Thursday, 14 June 2012

Trouble in Limbo- The State of the Egyptian State

For a voter or a politician Egypt is a confusing place at the moment. Nothing seems to have been sorted out after the ousting of Hosni Mubarak in 2011. And the feeling is that time to fix the mess is running out.

The second round of a presidential election is imminent. Many involved in last year’s revolution, Egyptians liberals, are dismayed at the stark choice they see before them. The religiously conservative Muslim brotherhood’s Mohammed Mursi or Mubarak’s last Prime Minister and a former Airforce officer, Ahmed Shafik. How did it come to this, they wonder. Protesters are back in Tahrir square, ever more worried that their revolution for a modern, democratic Egypt will be hijacked either by the muslim brotherhood or by the old regime.

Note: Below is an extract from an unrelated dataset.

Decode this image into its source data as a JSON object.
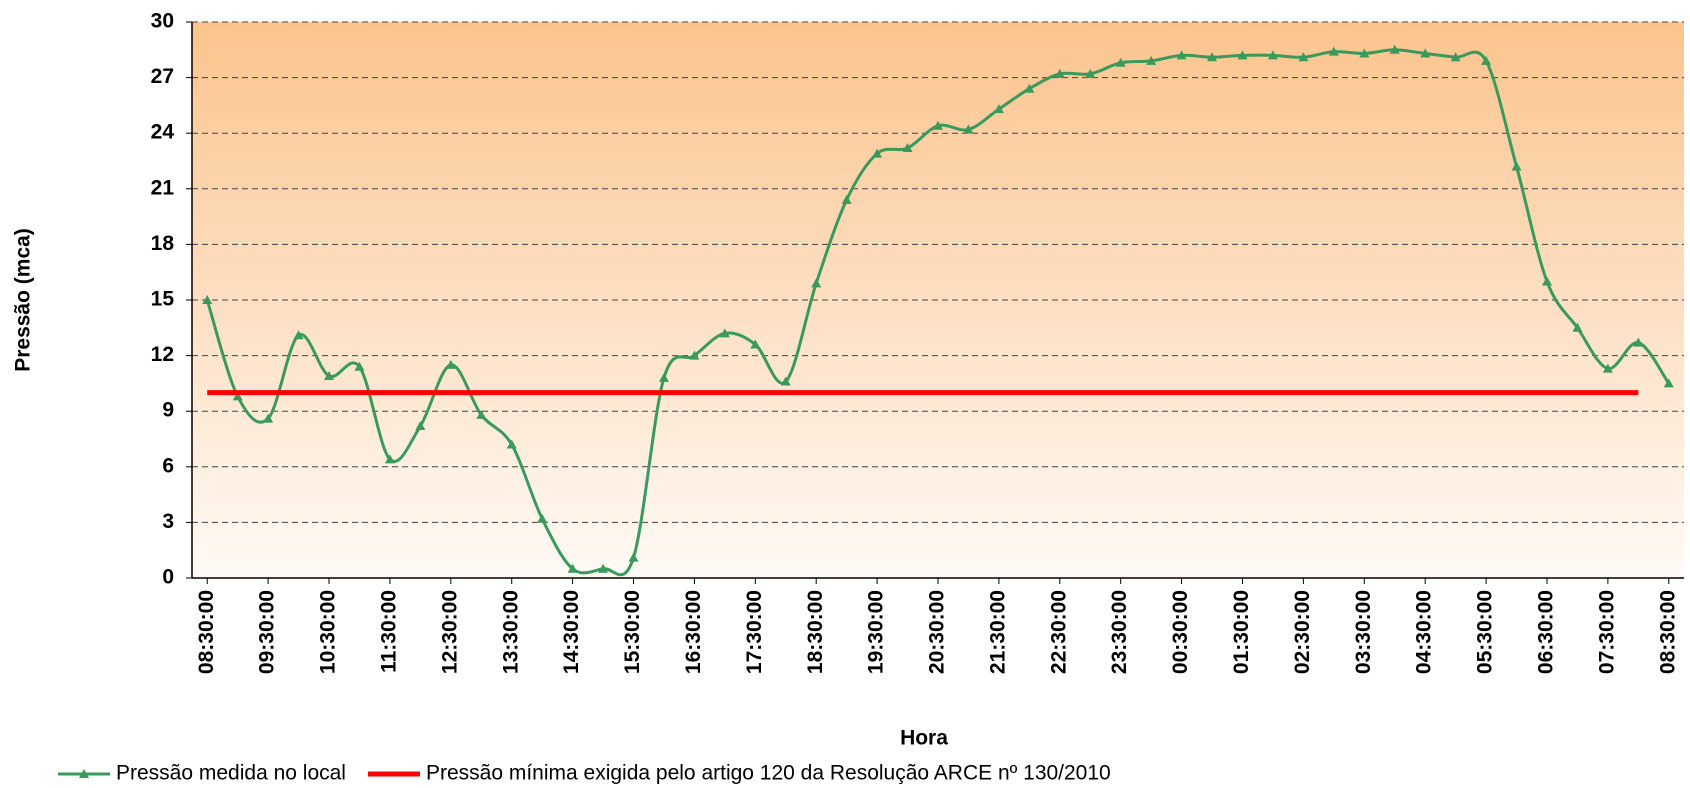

Three other candidates were disqualified from standing already and Shafik may yet be as well, if it’s found that his candidacy breaches a law that bans figures too close to the old regime from standing.

The Muslim brotherhood has control of two-thirds of parliament after elections last year. A Muslim brotherhood President would tighten their grip on power, which terrifies liberals. However the parliamentary elections themselves still have a question mark dangling over them. They may have been unconstitutional, meaning they would have to be re-run, meaning Egypt would have no parliament or president.

A lot of the disagreement is made more confusing and more intense by the fact that Egypt still has no new constitution either. In fact a year and half after the revolution the various parties can’t even agree on the makeup of the committee which is to draft it.

No, constitution, no parliament (possibly), no president. Most agree this is a recipe for chaos in a country still feeling the reverberations of popular protests on Cairo’s Tahrir square. So who has to decide? Everyone seems to be turning to the courts.

On the presidential issue the courts have to decide if the election commission was right to refer Ahmed Shafik’s candidacy question to the court. But they could also rule that the law banning Mubarak era figures from standing, which was rushed through parliament, may itself be unconstitutional. Depending on these two rulings former Prime Minister Ahmed Shafik may remain in the running, be removed from it, or the whole presidential race against his rival Mohammed Mursi be scrapped and start again.

Nobody can confidently see through the maze of competing rules and possible outcomes to predict what might happen.

On the parliamentary election, in which the Muslim brotherhood did so well, the question revolves around how they were conducted. There was a combination of different voting systems used. The courts may rule that this was unconstitutional so the parliament would have to stand down and be elected again. The Muslim Brotherhood is thought to have lost support since then, with people disappointed in their choices in parliament, so they don’t want a re-election in which they could lose their gains.

But wait a minute. How can this and that be unconstitutional when Egypt doesn’t have a constitution! It’s all part of the muddle Egypt finds itself in. There is currently a constitutional declaration which everyone is trying to refer to. But it’s not a full constitution. And here we come to the only real remaining authority in Egypt; the army and the ruling Supreme Council of the Armed Forces, or SCAF.

They are supposed to hand over control of Egypt to a civilian administration in a few weeks. But it’s increasingly likely the court could delay its decision or that SCAF could decide to delay the handover.

But people see the army and SCAF as too close to the old regime. They were furious when recently six senior security officials were acquitted of involvement in the killing of hundreds of protesters in the 2011 revolution. Most people I spoke to didn’t blame the judge but did see the trial as a product of the old regime seeking to protect itself.

All of the above places enormous pressure on Egypt’s courts. They have little constitutional guidance, little room for perceived bias and little time. And everyone’s watching them.